Back-to-work lawyers "enable firms and GCs to outsource onshore"

Mahy: something that somebody should have thought of before

Using ex-City lawyer parents looking to return to practice is a way for in-house lawyers and law firms to onshore services that many people are saying should be offshored, a former FTSE 100 general counsel said this week.

Helen Mahy is to chair Obelisk, the innovative legal outsourcing business that uses former City solicitors, mainly women returning to work after having children, to provide temporary support to law firms and in-house teams when they need help dealing with work overflow at junior/legal support level.

Ms Mahy, an employed barrister who is currently group company secretary of National Grid plc and was its company secretary and general counsel from 2003 until last month, takes up the appointment from 1 February 2013.

Ms Mahy is executive sponsor of inclusion and diversity at National Grid. Speaking to Legal Futures she said she was “singing from the same hymn sheet” as Obelisk regarding its philosophy of assisting women to re-enter the workplace.

Obelisk, founded in 2010 and which announced ambitious expansion plans in March, now has more than 100 ex-City lawyers with more than five years’ PQE on its books.

She described the Obelisk model as “onshoring services that in fact a lot of people are saying should be offshored… actually they’re using a resource that is here in the UK that isn’t being used… It seems to be something that somebody should have thought of before.

“We’ve got these women… who essentially have decided to give up their legal careers for family reasons and find it very hard to get back into the traditional law firm structure. [They] are a huge untapped pool of talent which Obelisk is getting back into work and working around their own needs and requirements. It seems to be the ultimate in flexible working – which I’m passionate about.”

Obelisk chief executive Dana Denis-Smith, who previously practised at Linklaters, said: “Helen brings us the experience of a stellar legal career as well as a shared passion for the role that diversity can play in the growth of any business.”

Ms Mahy said Obelisk’s approach was “equally fit” for both general counsel and law firm clients, in particular as a “cost-effective and good way of outsourcing” high-volume work. Flexible working was compatible with all but the most senior level roles in-house or in a law firm, she argued.
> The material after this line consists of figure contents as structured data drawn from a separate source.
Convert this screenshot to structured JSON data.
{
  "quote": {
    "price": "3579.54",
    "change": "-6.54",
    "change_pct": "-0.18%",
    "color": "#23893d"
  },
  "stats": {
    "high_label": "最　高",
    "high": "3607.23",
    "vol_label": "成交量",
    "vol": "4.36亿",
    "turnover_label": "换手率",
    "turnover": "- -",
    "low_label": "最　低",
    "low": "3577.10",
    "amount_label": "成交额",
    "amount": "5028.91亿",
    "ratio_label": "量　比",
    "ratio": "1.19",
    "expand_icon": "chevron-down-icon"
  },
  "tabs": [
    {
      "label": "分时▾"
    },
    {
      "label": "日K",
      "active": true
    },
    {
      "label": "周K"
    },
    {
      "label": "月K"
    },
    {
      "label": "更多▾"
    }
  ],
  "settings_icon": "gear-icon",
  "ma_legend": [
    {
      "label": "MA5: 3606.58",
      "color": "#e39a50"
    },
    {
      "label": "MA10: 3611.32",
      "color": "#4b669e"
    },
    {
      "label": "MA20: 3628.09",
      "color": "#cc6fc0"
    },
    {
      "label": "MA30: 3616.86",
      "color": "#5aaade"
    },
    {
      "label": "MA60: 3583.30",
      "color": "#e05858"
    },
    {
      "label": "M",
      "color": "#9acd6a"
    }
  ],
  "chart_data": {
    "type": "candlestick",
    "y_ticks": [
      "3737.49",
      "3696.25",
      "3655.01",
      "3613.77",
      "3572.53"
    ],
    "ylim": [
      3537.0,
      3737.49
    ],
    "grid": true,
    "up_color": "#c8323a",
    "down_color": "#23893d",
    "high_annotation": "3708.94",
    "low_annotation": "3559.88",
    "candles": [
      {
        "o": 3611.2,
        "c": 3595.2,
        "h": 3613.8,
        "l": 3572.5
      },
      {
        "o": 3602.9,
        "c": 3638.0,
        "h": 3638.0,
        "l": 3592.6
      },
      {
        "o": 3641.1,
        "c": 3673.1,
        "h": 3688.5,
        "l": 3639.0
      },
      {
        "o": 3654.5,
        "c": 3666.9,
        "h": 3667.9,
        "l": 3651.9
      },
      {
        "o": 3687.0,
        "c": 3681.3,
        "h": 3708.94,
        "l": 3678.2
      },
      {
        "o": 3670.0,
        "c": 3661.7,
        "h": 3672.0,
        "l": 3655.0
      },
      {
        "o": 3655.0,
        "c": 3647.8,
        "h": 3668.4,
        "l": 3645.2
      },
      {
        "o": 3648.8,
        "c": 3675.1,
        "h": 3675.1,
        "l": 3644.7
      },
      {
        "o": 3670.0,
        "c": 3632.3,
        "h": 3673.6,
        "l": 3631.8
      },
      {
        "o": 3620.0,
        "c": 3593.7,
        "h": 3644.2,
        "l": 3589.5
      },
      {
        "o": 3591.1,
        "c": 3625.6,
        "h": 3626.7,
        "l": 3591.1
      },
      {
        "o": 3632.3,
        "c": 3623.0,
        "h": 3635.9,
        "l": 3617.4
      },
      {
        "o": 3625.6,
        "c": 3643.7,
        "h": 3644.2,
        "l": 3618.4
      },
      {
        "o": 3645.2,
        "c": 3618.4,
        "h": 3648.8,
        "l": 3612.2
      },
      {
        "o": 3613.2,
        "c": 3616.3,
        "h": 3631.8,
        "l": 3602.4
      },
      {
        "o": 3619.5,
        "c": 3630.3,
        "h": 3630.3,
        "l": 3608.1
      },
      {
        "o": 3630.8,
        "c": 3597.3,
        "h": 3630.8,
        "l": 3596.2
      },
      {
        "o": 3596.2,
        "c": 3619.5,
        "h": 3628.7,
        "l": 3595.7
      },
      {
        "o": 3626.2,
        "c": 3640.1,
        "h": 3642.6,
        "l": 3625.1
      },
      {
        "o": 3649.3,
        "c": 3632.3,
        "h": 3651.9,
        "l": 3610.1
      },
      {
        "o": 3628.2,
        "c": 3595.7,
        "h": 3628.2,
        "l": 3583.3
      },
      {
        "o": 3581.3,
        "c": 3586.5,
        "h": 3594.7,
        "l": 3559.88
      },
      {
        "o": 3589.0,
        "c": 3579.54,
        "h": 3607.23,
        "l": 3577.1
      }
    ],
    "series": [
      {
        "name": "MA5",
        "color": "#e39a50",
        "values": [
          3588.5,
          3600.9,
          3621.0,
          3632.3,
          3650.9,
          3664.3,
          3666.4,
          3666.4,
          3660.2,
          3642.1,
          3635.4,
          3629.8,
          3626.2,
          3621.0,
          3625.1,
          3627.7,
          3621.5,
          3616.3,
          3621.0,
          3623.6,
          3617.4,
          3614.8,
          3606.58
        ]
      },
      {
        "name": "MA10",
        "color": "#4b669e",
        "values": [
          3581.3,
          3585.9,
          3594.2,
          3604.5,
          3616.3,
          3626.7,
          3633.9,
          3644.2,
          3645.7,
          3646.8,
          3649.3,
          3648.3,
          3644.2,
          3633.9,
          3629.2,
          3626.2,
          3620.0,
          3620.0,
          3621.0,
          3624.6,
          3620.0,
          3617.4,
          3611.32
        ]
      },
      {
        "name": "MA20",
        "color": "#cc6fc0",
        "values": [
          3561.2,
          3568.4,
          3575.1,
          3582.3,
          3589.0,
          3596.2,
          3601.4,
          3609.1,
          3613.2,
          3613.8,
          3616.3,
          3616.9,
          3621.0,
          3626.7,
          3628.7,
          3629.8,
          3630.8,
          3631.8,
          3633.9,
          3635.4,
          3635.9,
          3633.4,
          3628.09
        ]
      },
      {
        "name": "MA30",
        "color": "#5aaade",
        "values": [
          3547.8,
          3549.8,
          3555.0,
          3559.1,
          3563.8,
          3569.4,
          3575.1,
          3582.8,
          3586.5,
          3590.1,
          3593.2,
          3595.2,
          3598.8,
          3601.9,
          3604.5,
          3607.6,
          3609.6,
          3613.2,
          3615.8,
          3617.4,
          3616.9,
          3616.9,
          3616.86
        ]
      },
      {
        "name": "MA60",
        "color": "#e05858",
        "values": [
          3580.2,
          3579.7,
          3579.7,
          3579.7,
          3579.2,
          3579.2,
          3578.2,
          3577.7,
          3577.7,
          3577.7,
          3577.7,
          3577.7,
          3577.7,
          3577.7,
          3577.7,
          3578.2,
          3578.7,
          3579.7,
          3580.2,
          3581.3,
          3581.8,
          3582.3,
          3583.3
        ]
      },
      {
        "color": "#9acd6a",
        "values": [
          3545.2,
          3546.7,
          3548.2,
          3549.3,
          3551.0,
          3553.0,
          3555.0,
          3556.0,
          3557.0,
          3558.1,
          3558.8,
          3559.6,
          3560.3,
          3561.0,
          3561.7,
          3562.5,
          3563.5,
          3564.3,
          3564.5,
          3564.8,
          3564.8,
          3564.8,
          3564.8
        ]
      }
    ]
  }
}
The model worked even with major project work such as a rights issues or mergers and acquisitions, she continued: “A lot of it can be done from home now… so I think it’s actually a very good resource for big transactions. It’s not designed to cover everything but for specific areas where you need… good-quality but relatively routine legal advice I think it’s absolutely made for that. It can be of great assistance to law firms and in-house teams to give them a back-up resource at a reasonable price.”

Ms Mahy is a non-executive director of Stagecoach Group plc, where she chairs the health, safety and environment committee, and an advisory board member of the diversity campaign Opportunity Now. She is also an associate of the Chartered Insurance Institute, an accredited performance coach, and a published children’s author.

She also becomes chair of Obelisk’s advisory board. The other members are Professor Stephen Mayson; former Linklaters partner Nick Eastwell, now the Solicitors Regulation Authority’s chief adviser on City law firms; Peter Ling, former general counsel for Asia/Pacific at BP; and Jeremy Glover, a partner at US/UK law firm Reed Smith.